There may be times when the Intelligence Community needs to do things that are, strictly speaking, illegal and unconstitutional. It is this very necessity that makes rigorous Congressional oversight of the intelligence community so critical. To demonstrate this, I will once again pull an example from the Cold War. In 1954 DCI Allen Dulles and future DCI Richard Helms went to the Postmaster General and told him that they wanted to photocopy the front and back of envelopes being mailed to the Soviet Bloc. This became a mail opening program. The CIA did not tell anyone, not even Eisenhower, Kennedy, LBJ, or Nixon, that they were doing it. They certainly didn’t tell any members of Congress. Their reasoning was twofold. As for the Presidents, since the program was clearly illegal, keeping them in the dark reduced their legal culpability. As for the program, it was the perceived inviolability of the U.S. mail that made it effective. The CIA did not want to risk leaks or exposure to KGB espionage, by briefing Congress. As long as the Soviets thought our mail could not be opened, they continued to use it.

Now, we can certainly understand the CIA’s position and reasoning. And we can agree that they thought they were doing everything they could to keep us safe. But, the CIA’s attitude was inconsistent with American principles, was illegal, was unconstitutional, and led to abuse. The House and Senate Select Committees on Intelligence were set up to solve the problem of the tension between covert operations and the need for our intelligence agencies to operate within the law and to respect the rights of American citizens. By creating a small group of Congresspeople that must be briefed on our covert operations, we built a system where there could be oversight while minimizing the risk of those programs becoming known to the enemy.

It also created an outlet for whistleblowers. If an intelligence worker discovered an illegal or unethical activity, he did not need to run to the Washington Post. He or she could go to the intelligence committees and tell what they knew in closed session.

And this leads me to House Intelligence Chair, Peter Hoekstra’s latest revelations. Hoekstra received word, from a whistleblower, that the Bush administration had not informed him of a major covert program. Under the intelligence reform legislation of the 1970’s, that is illegal.

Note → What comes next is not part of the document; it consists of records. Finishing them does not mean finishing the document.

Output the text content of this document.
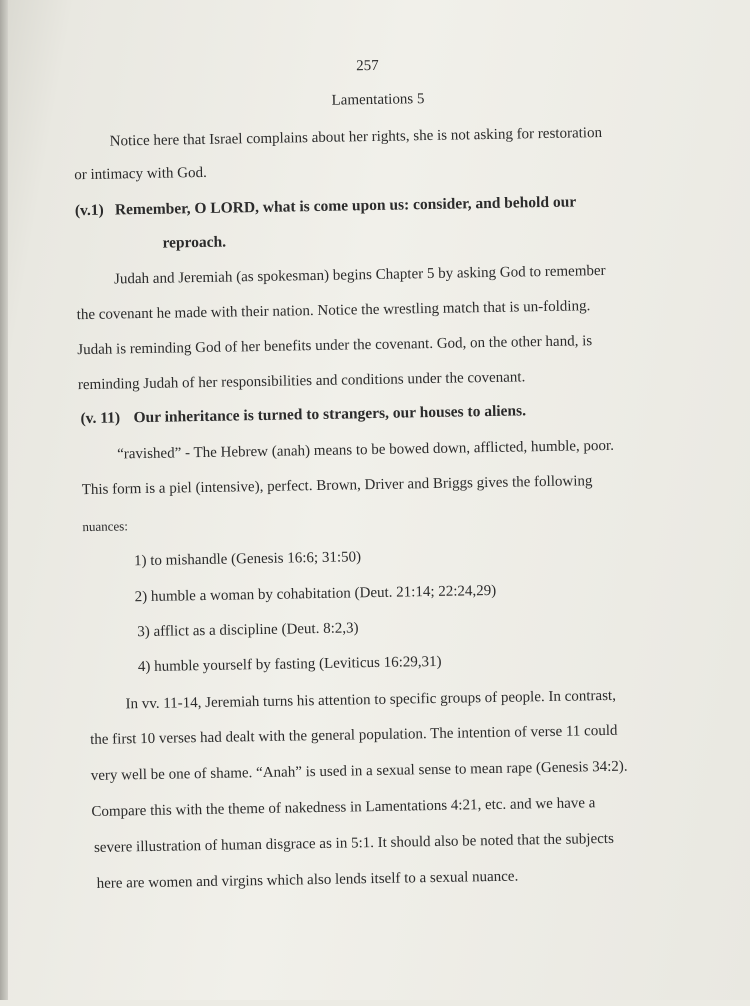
257
Lamentations 5
Notice here that Israel complains about her rights, she is not asking for restoration
or intimacy with God.
(v.1) Remember, O LORD, what is come upon us: consider, and behold our
reproach.
Judah and Jeremiah (as spokesman) begins Chapter 5 by asking God to remember
the covenant he made with their nation. Notice the wrestling match that is un-folding.
Judah is reminding God of her benefits under the covenant. God, on the other hand, is
reminding Judah of her responsibilities and conditions under the covenant.
(v. 11) Our inheritance is turned to strangers, our houses to aliens.
“ravished” - The Hebrew (anah) means to be bowed down, afflicted, humble, poor.
This form is a piel (intensive), perfect. Brown, Driver and Briggs gives the following
nuances:
1) to mishandle (Genesis 16:6; 31:50)
2) humble a woman by cohabitation (Deut. 21:14; 22:24,29)
3) afflict as a discipline (Deut. 8:2,3)
4) humble yourself by fasting (Leviticus 16:29,31)
In vv. 11-14, Jeremiah turns his attention to specific groups of people. In contrast,
the first 10 verses had dealt with the general population. The intention of verse 11 could
very well be one of shame. “Anah” is used in a sexual sense to mean rape (Genesis 34:2).
Compare this with the theme of nakedness in Lamentations 4:21, etc. and we have a
severe illustration of human disgrace as in 5:1. It should also be noted that the subjects
here are women and virgins which also lends itself to a sexual nuance.
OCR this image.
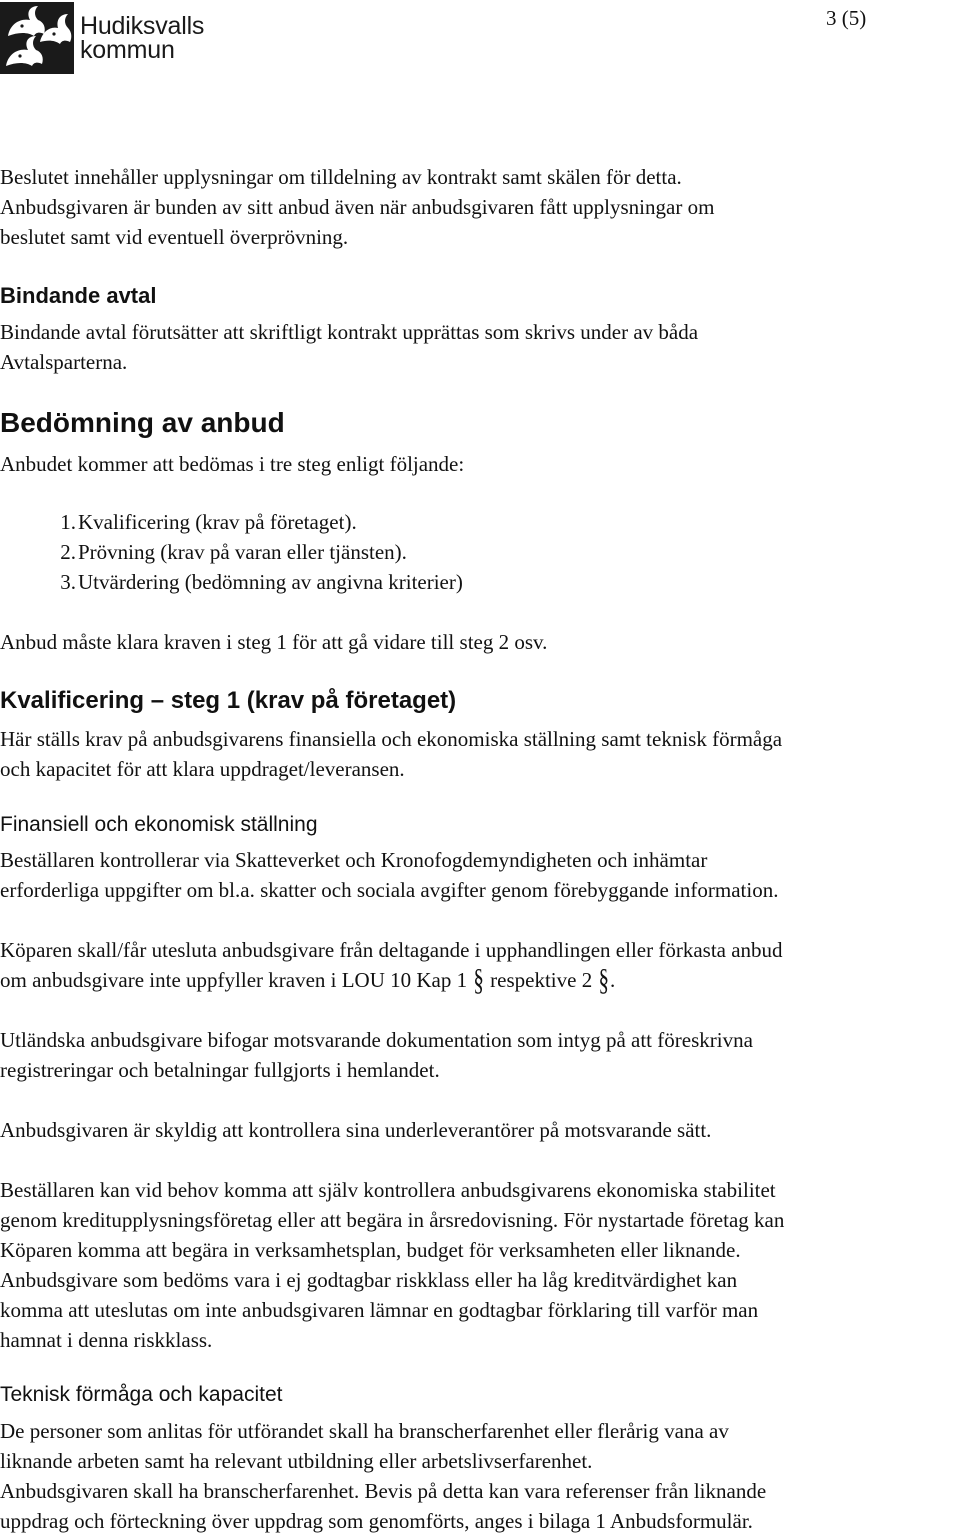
Hudiksvalls
kommun
3 (5)
Beslutet innehåller upplysningar om tilldelning av kontrakt samt skälen för detta.
Anbudsgivaren är bunden av sitt anbud även när anbudsgivaren fått upplysningar om
beslutet samt vid eventuell överprövning.
Bindande avtal
Bindande avtal förutsätter att skriftligt kontrakt upprättas som skrivs under av båda
Avtalsparterna.
Bedömning av anbud
Anbudet kommer att bedömas i tre steg enligt följande:
1.Kvalificering (krav på företaget).
2.Prövning (krav på varan eller tjänsten).
3.Utvärdering (bedömning av angivna kriterier)
Anbud måste klara kraven i steg 1 för att gå vidare till steg 2 osv.
Kvalificering – steg 1 (krav på företaget)
Här ställs krav på anbudsgivarens finansiella och ekonomiska ställning samt teknisk förmåga
och kapacitet för att klara uppdraget/leveransen.
Finansiell och ekonomisk ställning
Beställaren kontrollerar via Skatteverket och Kronofogdemyndigheten och inhämtar
erforderliga uppgifter om bl.a. skatter och sociala avgifter genom förebyggande information.
Köparen skall/får utesluta anbudsgivare från deltagande i upphandlingen eller förkasta anbud
om anbudsgivare inte uppfyller kraven i LOU 10 Kap 1 § respektive 2 §.
Utländska anbudsgivare bifogar motsvarande dokumentation som intyg på att föreskrivna
registreringar och betalningar fullgjorts i hemlandet.
Anbudsgivaren är skyldig att kontrollera sina underleverantörer på motsvarande sätt.
Beställaren kan vid behov komma att själv kontrollera anbudsgivarens ekonomiska stabilitet
genom kreditupplysningsföretag eller att begära in årsredovisning. För nystartade företag kan
Köparen komma att begära in verksamhetsplan, budget för verksamheten eller liknande.
Anbudsgivare som bedöms vara i ej godtagbar riskklass eller ha låg kreditvärdighet kan
komma att uteslutas om inte anbudsgivaren lämnar en godtagbar förklaring till varför man
hamnat i denna riskklass.
Teknisk förmåga och kapacitet
De personer som anlitas för utförandet skall ha branscherfarenhet eller flerårig vana av
liknande arbeten samt ha relevant utbildning eller arbetslivserfarenhet.
Anbudsgivaren skall ha branscherfarenhet. Bevis på detta kan vara referenser från liknande
uppdrag och förteckning över uppdrag som genomförts, anges i bilaga 1 Anbudsformulär.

Mr. Hoekstra made clear on Sunday that he was particularly troubled by the failure to notify the Intelligence Committee of one particular major program.

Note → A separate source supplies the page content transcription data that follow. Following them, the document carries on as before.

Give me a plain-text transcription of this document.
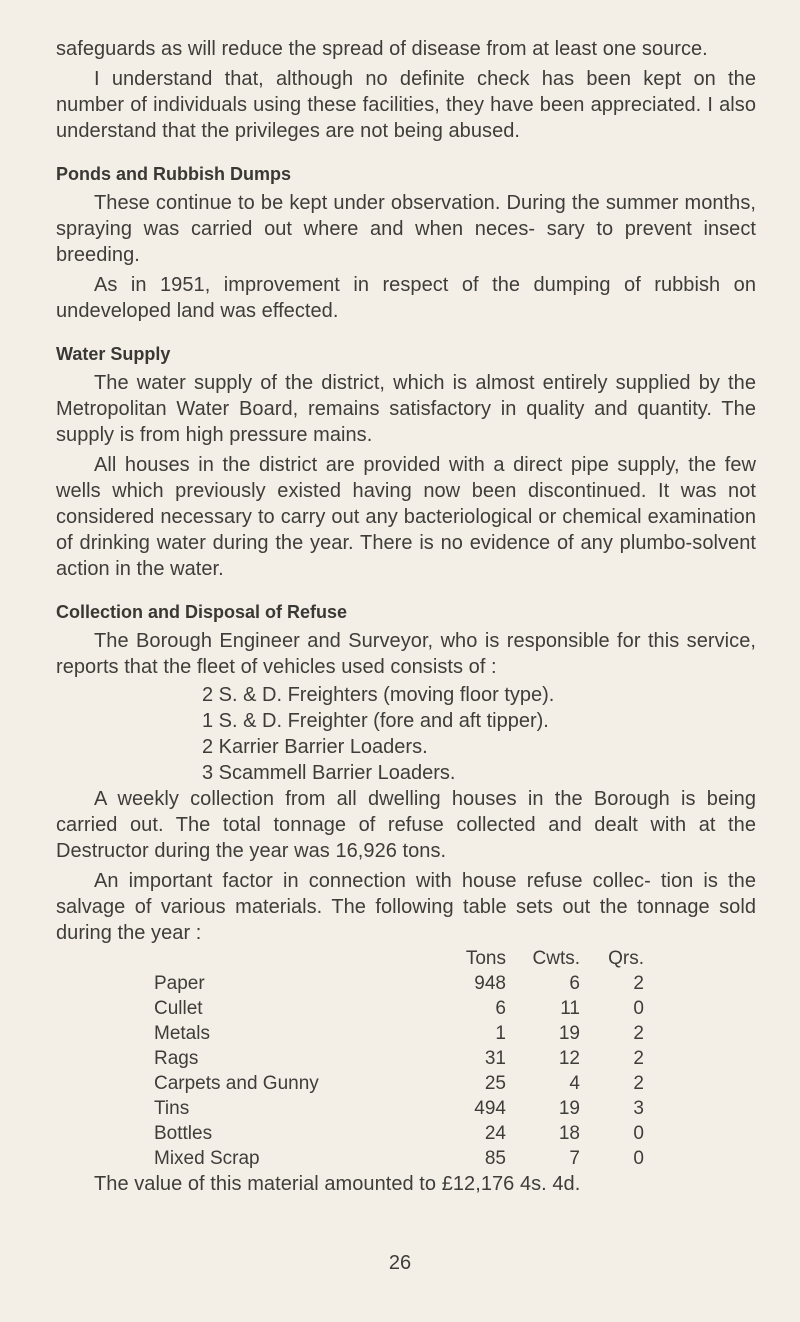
safeguards as will reduce the spread of disease from at least one source.

I understand that, although no definite check has been kept on the number of individuals using these facilities, they have been appreciated. I also understand that the privileges are not being abused.

Ponds and Rubbish Dumps

These continue to be kept under observation. During the summer months, spraying was carried out where and when neces- sary to prevent insect breeding.

As in 1951, improvement in respect of the dumping of rubbish on undeveloped land was effected.

Water Supply

The water supply of the district, which is almost entirely supplied by the Metropolitan Water Board, remains satisfactory in quality and quantity. The supply is from high pressure mains.

All houses in the district are provided with a direct pipe supply, the few wells which previously existed having now been discontinued. It was not considered necessary to carry out any bacteriological or chemical examination of drinking water during the year. There is no evidence of any plumbo-solvent action in the water.

Collection and Disposal of Refuse

The Borough Engineer and Surveyor, who is responsible for this service, reports that the fleet of vehicles used consists of :

2 S. & D. Freighters (moving floor type).
1 S. & D. Freighter (fore and aft tipper).
2 Karrier Barrier Loaders.
3 Scammell Barrier Loaders.

A weekly collection from all dwelling houses in the Borough is being carried out. The total tonnage of refuse collected and dealt with at the Destructor during the year was 16,926 tons.

An important factor in connection with house refuse collec- tion is the salvage of various materials. The following table sets out the tonnage sold during the year :

	Tons	Cwts.	Qrs.
Paper	948	6	2
Cullet	6	11	0
Metals	1	19	2
Rags	31	12	2
Carpets and Gunny	25	4	2
Tins	494	19	3
Bottles	24	18	0
Mixed Scrap	85	7	0

The value of this material amounted to £12,176 4s. 4d.

26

“We can’t be briefed on every little thing that they are doing,” Mr. Hoekstra said in an interview on “Fox News Sunday.” “But in this case, there was at least one major — what I consider significant — activity that we had not been briefed on that we have now been briefed on. And I want to set the standard there, that it is not optional for this president or any president or people in the executive community not to keep the intelligence committees fully informed of what they are doing.”

Hoekstra has given a pass to the WMD issue, to Abu Ghraib, to the NSA program, to the Treasury program, to the silencing of Sibel Edmonds, and to everything else the administration has engaged in with or without the consent and knowledge of his committee. He has been a strident critic of the whistleblowers and leakers that have, in his estimation, been trying to undermine the Bush/Cheney regime. But, he sees this particular whistleblower as acting the way a whistleblower should act.

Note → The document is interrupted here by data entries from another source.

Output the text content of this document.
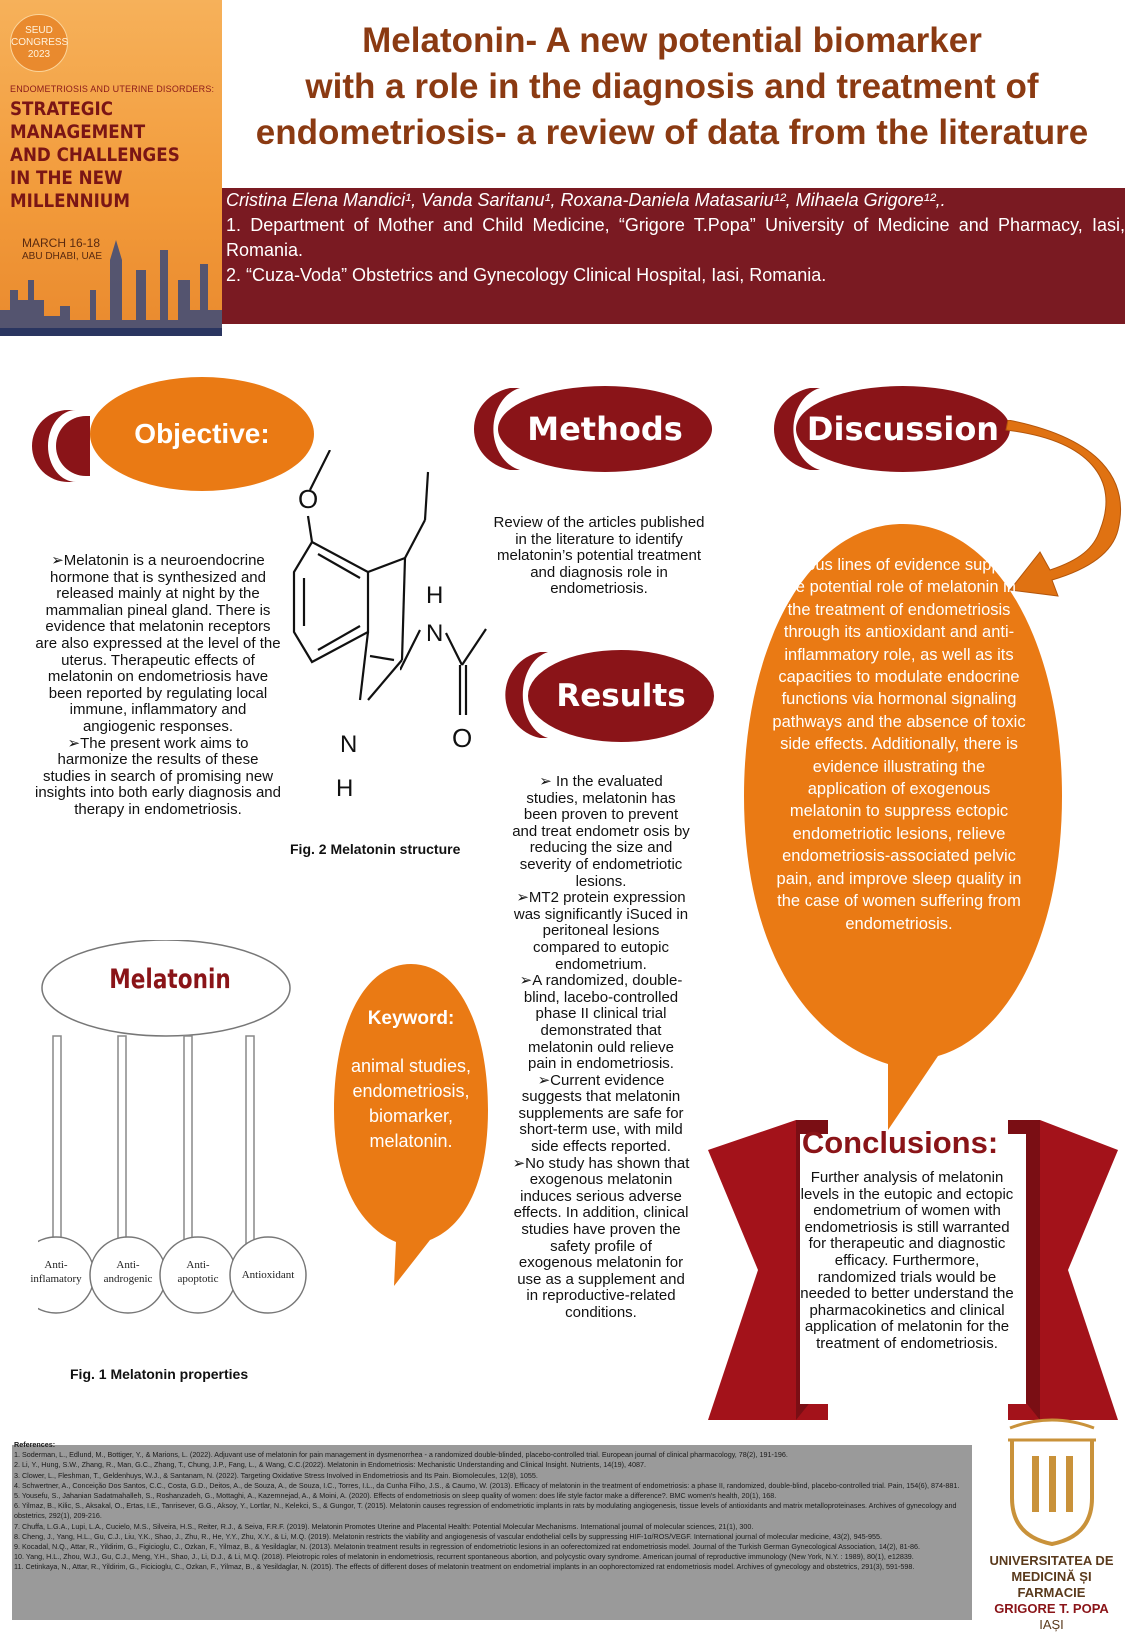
SEUD CONGRESS 2023
ENDOMETRIOSIS AND UTERINE DISORDERS:
STRATEGIC MANAGEMENT AND CHALLENGES IN THE NEW MILLENNIUM
MARCH 16-18
ABU DHABI, UAE
Melatonin- A new potential biomarker
with a role in the diagnosis and treatment of
endometriosis- a review of data from the literature
Cristina Elena Mandici¹, Vanda Saritanu¹, Roxana-Daniela Matasariu¹², Mihaela Grigore¹²,.
1. Department of Mother and Child Medicine, “Grigore T.Popa” University of Medicine and Pharmacy, Iasi, Romania.
2. “Cuza-Voda” Obstetrics and Gynecology Clinical Hospital, Iasi, Romania.
Objective:
➢Melatonin is a neuroendocrine hormone that is synthesized and released mainly at night by the mammalian pineal gland. There is evidence that melatonin receptors are also expressed at the level of the uterus. Therapeutic effects of melatonin on endometriosis have been reported by regulating local immune, inflammatory and angiogenic responses.
➢The present work aims to harmonize the results of these studies in search of promising new insights into both early diagnosis and therapy in endometriosis.
O
N
H
H
N
O
Fig. 2 Melatonin structure
Methods
Review of the articles published in the literature to identify melatonin’s potential treatment and diagnosis role in endometriosis.
Results
➢ In the evaluated studies, melatonin has been proven to prevent and treat endometr osis by reducing the size and severity of endometriotic lesions.
➢MT2 protein expression was significantly iSuced in peritoneal lesions compared to eutopic endometrium.
➢A randomized, double-blind, lacebo-controlled phase II clinical trial demonstrated that melatonin ould relieve pain in endometriosis.
➢Current evidence suggests that melatonin supplements are safe for short-term use, with mild side effects reported.
➢No study has shown that exogenous melatonin induces serious adverse effects. In addition, clinical studies have proven the safety profile of exogenous melatonin for use as a supplement and in reproductive-related conditions.
Discussion
Various lines of evidence support the potential role of melatonin in the treatment of endometriosis through its antioxidant and anti-inflammatory role, as well as its capacities to modulate endocrine functions via hormonal signaling pathways and the absence of toxic side effects. Additionally, there is evidence illustrating the application of exogenous melatonin to suppress ectopic endometriotic lesions, relieve endometriosis-associated pelvic pain, and improve sleep quality in the case of women suffering from endometriosis.
Melatonin
Anti-inflamatory
Anti-androgenic
Anti-apoptotic	Antioxidant
Fig. 1 Melatonin properties
Keyword:
animal studies, endometriosis, biomarker, melatonin.	Conclusions:
Further analysis of melatonin levels in the eutopic and ectopic endometrium of women with endometriosis is still warranted for therapeutic and diagnostic efficacy. Furthermore, randomized trials would be needed to better understand the pharmacokinetics and clinical application of melatonin for the treatment of endometriosis.
References:
1. Soderman, L., Edlund, M., Bottiger, Y., & Marions, L. (2022). Adjuvant use of melatonin for pain management in dysmenorrhea - a randomized double-blinded, placebo-controlled trial. European journal of clinical pharmacology, 78(2), 191-196.
2. Li, Y., Hung, S.W., Zhang, R., Man, G.C., Zhang, T., Chung, J.P., Fang, L., & Wang, C.C.(2022). Melatonin in Endometriosis: Mechanistic Understanding and Clinical Insight. Nutrients, 14(19), 4087.
3. Clower, L., Fleshman, T., Geldenhuys, W.J., & Santanam, N. (2022). Targeting Oxidative Stress Involved in Endometriosis and Its Pain. Biomolecules, 12(8), 1055.
4. Schwertner, A., Conceição Dos Santos, C.C., Costa, G.D., Deitos, A., de Souza, A., de Souza, I.C., Torres, I.L., da Cunha Filho, J.S., & Caumo, W. (2013). Efficacy of melatonin in the treatment of endometriosis: a phase II, randomized, double-blind, placebo-controlled trial. Pain, 154(6), 874-881.
5. Yousefu, S., Jahanian Sadatmahalleh, S., Roshanzadeh, G., Mottaghi, A., Kazemnejad, A., & Moini, A. (2020). Effects of endometriosis on sleep quality of women: does life style factor make a difference?. BMC women's health, 20(1), 168.
6. Yilmaz, B., Kilic, S., Aksakal, O., Ertas, I.E., Tanrisever, G.G., Aksoy, Y., Lortlar, N., Kelekci, S., & Gungor, T. (2015). Melatonin causes regression of endometriotic implants in rats by modulating angiogenesis, tissue levels of antioxidants and matrix metalloproteinases. Archives of gynecology and obstetrics, 292(1), 209-216.
7. Chuffa, L.G.A., Lupi, L.A., Cucielo, M.S., Silveira, H.S., Reiter, R.J., & Seiva, F.R.F. (2019). Melatonin Promotes Uterine and Placental Health: Potential Molecular Mechanisms. International journal of molecular sciences, 21(1), 300.
8. Cheng, J., Yang, H.L., Gu, C.J., Liu, Y.K., Shao, J., Zhu, R., He, Y.Y., Zhu, X.Y., & Li, M.Q. (2019). Melatonin restricts the viability and angiogenesis of vascular endothelial cells by suppressing HIF-1α/ROS/VEGF. International journal of molecular medicine, 43(2), 945-955.
9. Kocadal, N.Q., Attar, R., Yildirim, G., Figicioglu, C., Ozkan, F., Yilmaz, B., & Yesildaglar, N. (2013). Melatonin treatment results in regression of endometriotic lesions in an ooferectomized rat endometriosis model. Journal of the Turkish German Gynecological Association, 14(2), 81-86.
10. Yang, H.L., Zhou, W.J., Gu, C.J., Meng, Y.H., Shao, J., Li, D.J., & Li, M.Q. (2018). Pleiotropic roles of melatonin in endometriosis, recurrent spontaneous abortion, and polycystic ovary syndrome. American journal of reproductive immunology (New York, N.Y. : 1989), 80(1), e12839.
11. Cetinkaya, N., Attar, R., Yildirim, G., Ficicioglu, C., Ozkan, F., Yilmaz, B., & Yesildaglar, N. (2015). The effects of different doses of melatonin treatment on endometrial implants in an oophorectomized rat endometriosis model. Archives of gynecology and obstetrics, 291(3), 591-598.	UNIVERSITATEA DE
MEDICINĂ ȘI FARMACIE
GRIGORE T. POPA
IAȘI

Mr. Hoekstra said, “This is actually a case where the whistle-blower process was working appropriately.”

“Some people within the intelligence community brought to my attention some programs that they believed we had not been briefed on,” he said, adding, “They were right.”

…”We need to make sure the whistle-blower process is an open door,” Mr. Hoekstra said at the hearing. Otherwise, he said, when intelligence officers see something they believe to be illegal or unwise, “they just go, ‘Well, I’ll just go to the press.’ “

This sounds right. The problem is that Hoekstra isn’t planning to do anything about this violation of the law. We have no assurances that the program will be stopped. Hoekstra seems content, now that he has been briefed, to let bygones be bygones. Criminal violations of the law go unpunished and uninvestigated. Why, we’d like to know, did the Bush administration carry out a covert operation without telling their rubber stamp Chairman on the House Intelligence Committee? How egregiously illegal must the program be?

And that is where the problem lies. If Hoekstra’s committee actually acted on information brought to it by whistleblowers, rather than sweeping it under the rug, then whistleblowers would not feel the need to go to the papers. It is the very lack of Congressional oversight that leads to potentially damaging leaks. And, even in a situation where the Bush administration can rest assured that the Congress will not investigate, they still do not fully brief Congress.

Back in the 1970’s the problem was the CIA was opening mail without telling the President. Now the problem is that the CIA is being asked to do illegal and unethical acts, and Congress doesn’t care. You want to stop leaks? Enforce the law.